Butterface (The Hartigans #1)(48)
“Old habits are hard to break.” He smiled ruefully. “Anyway, you know it’s just because we love you.”
Isn’t that what he and Rocco had always said when she’d come home, beat down after another day of being teased at school? At home with them, she was just Gina, their annoying little sister. She’d never told them the worst of it or how she’d gotten her nickname. Some humiliations couldn’t be avenged, not even by a pair of brothers willing to take on all comers.
“I love you too,” she said, giving her brother’s arm a squeeze. “But I’m not that girl barely making it through the school hallways without crying anymore.”
“Grandpa would be proud of you.” Paul looked over at the cantaloupe she and Ford had been checking out earlier. “He always told me and Rocco you’d be the one in the family to make the best choices. He wasn’t wrong. Look at you. I’m proud of you, sis.”
And this had officially gone to a place her conversations with Paul didn’t usually go. It made her stomach hurt. “Everything okay?”
“Always.” He smiled at her, and it almost reached his eyes. “Who knows, maybe Rocco and I are getting ready to follow in your footsteps.”
“You two want to be wedding planners?” She grinned. She couldn’t even imagine what that would be like. “Or dating a cop?”
His laugh was all the answer she got, because that’s when they both spotted Ford coming their way with a blue carton of extra-large eggs. “Talk to you later, sis.”
“When are we going to have that bowling night?”

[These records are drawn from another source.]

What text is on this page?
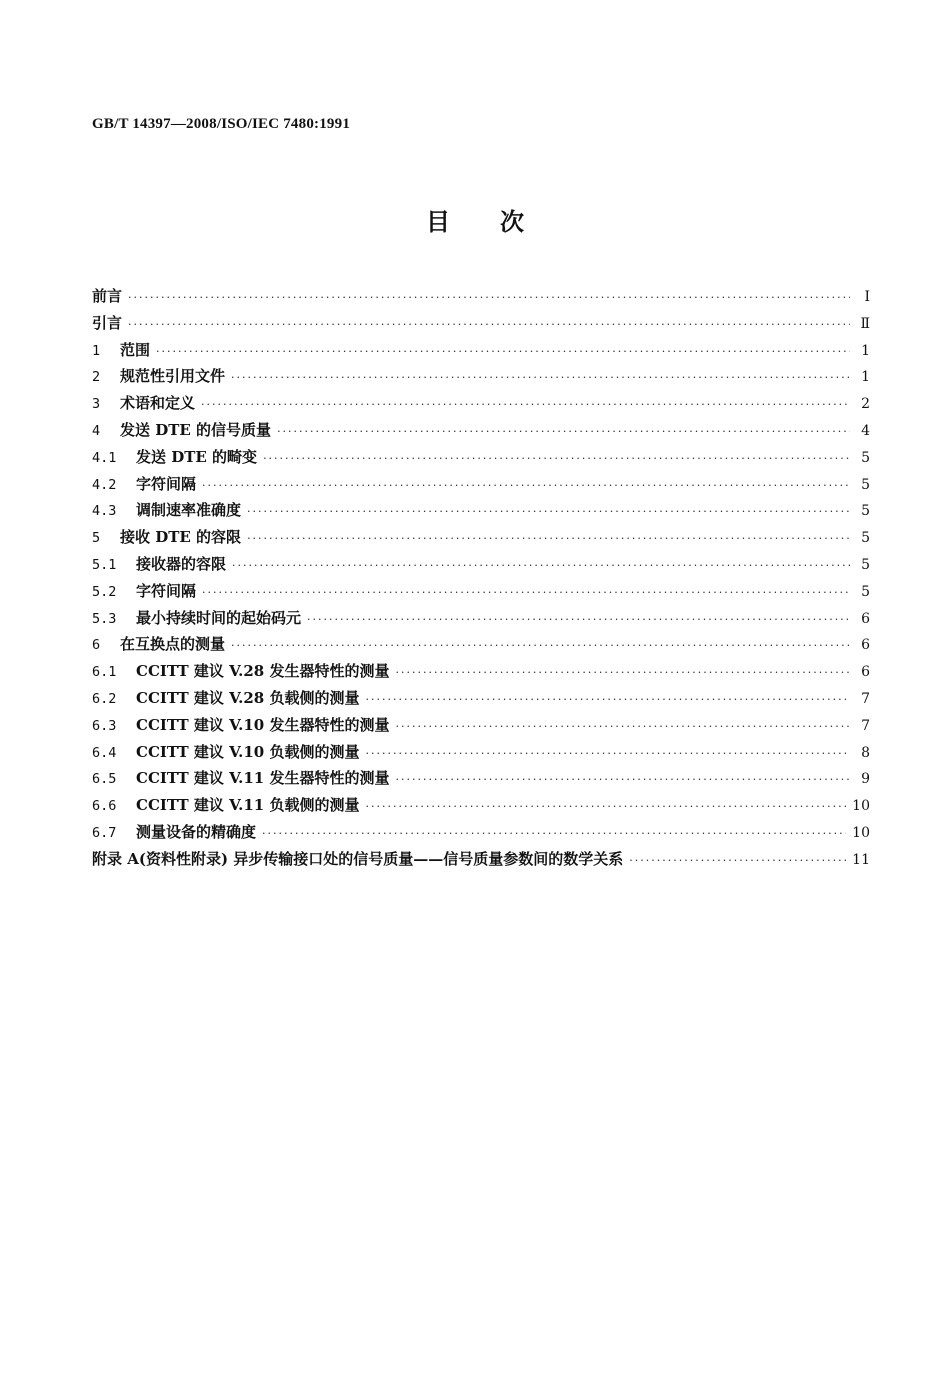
GB/T 14397—2008/ISO/IEC 7480:1991
目次
前言 ·····	I
引言 ·····	Ⅱ
1	范围 ·····	1
2	规范性引用文件 ·····	1
3	术语和定义 ·····	2
4	发送 DTE 的信号质量 ·····	4
4.1	发送 DTE 的畸变 ·····	5
4.2	字符间隔 ·····	5
4.3	调制速率准确度 ·····	5
5	接收 DTE 的容限 ·····	5
5.1	接收器的容限 ·····	5
5.2	字符间隔 ·····	5
5.3	最小持续时间的起始码元 ·····	6
6	在互换点的测量 ·····	6
6.1	CCITT 建议 V.28 发生器特性的测量 ·····	6
6.2	CCITT 建议 V.28 负载侧的测量 ·····	7
6.3	CCITT 建议 V.10 发生器特性的测量 ·····	7
6.4	CCITT 建议 V.10 负载侧的测量 ·····	8
6.5	CCITT 建议 V.11 发生器特性的测量 ·····	9
6.6	CCITT 建议 V.11 负载侧的测量 ·····	10
6.7	测量设备的精确度 ·····	10
附录 A(资料性附录) 异步传输接口处的信号质量——信号质量参数间的数学关系 ·····	11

“How about Thursday? Bring your boy,” he said. “Rocco’ll be by before that, though. We’ve got a surprise for you.”
That did not bode well. “You know I hate surprises.”
“Not from us. Ours are always good.” He gave her a quick kiss on the cheek. “See ya, sis.”
Then he walked away, clearing the produce area before Ford made his way to her side.
“Everything okay?” Ford asked.
“Yeah, fine.” She watched the back of Paul’s head until he turned down the cereal aisle.
Something was off, but she couldn’t put her finger on it.
She was rolling it over in her head when Ford handed her a cantaloupe with the worst thunk sound possible, and she turned her attention back to teaching him the correct cantaloupe tapping technique.
…
Losing had never been as hard as it was right now as Ford tossed his bright yellow bowling ball into the gutter with enough skill to make it look like an accident when it was anything but. Growing up Hartigan pretty much equalled competitive to a fault. However, if he wanted to make some sort of connection with his thick-necked opponents, kicking their asses wasn’t the way to make that happen.
“You’re so far back, Hartigan, that you need to go find you a St. Christopher’s medal,” Rocco said from his spot closest to the overflowing plate of nachos and pitcher of cheap beer.
“Stop trying to stir up shit,” Gina said as she walked up to the line, her hot pink ball at chin level, and chewed her bottom lip raw, staring at the pins at the end of the alley like this time she was going to get a strike. “Silence, please. I’m gonna do it this time.”
The woman had a lot of positives—the sweet curve of her ass, the sound of her laugh, the way her smile made her eyes twinkle—but amazing bowling skills weren’t among them. Gina was straight up awful. Her brothers were even worse. That meant that Ford was trying not to eat his tongue in an effort to play as badly as possible in order to not sop up the spilled beer on the floor with them.
Gina threw her bowling ball down the waxed alley. Oh, some people rolled their balls—not Gina. The hot pink ball landed with a thunk a few feet in front of her and did its drunken wobble down the alley toward the pins that were not shaking in fear. The ball smacked into five of them, knocking them over. It was pretty close to her high roll of the game. She did a little shimmy dance move, threw her arms in the air, and turned to face her brothers and Ford at the table with a smile that lit up her whole face.
Maybe there was some asshole out there who could look at her and not return her grin. Ford was a dickhead, but he couldn’t stop the ends of his lips from curling upward. Her no-good brothers did the same.
“I told you this was going to be my game,” she said, seemingly forgetting that she had a second turn in this frame and making her way back to their table. “And you guys thought I was crazy for insisting Ford join us for our monthly game. He’s my lucky charm.”
The look Paul cut at Ford behind his sister’s back would be enough to kill a weaker man. For all Ford knew, that was the loan shark’s favored glare when it came to collecting past-due debts.
“That may be so,” Rocco said from his spot in the booth overlooking the lanes. “But you have another turn.”
She swiped her mug off the table and took a quick drink. “Having the game of my life really worked up a thirst.”
Then she took off back to the bowling ball return.
“This Friday’s a go,” Paul said in a low voice to his brother.
“You sure?” Rocco asked.
Paul nodded.
“What’s on Friday?” Ford asked, his attention caught by the date they were talking about.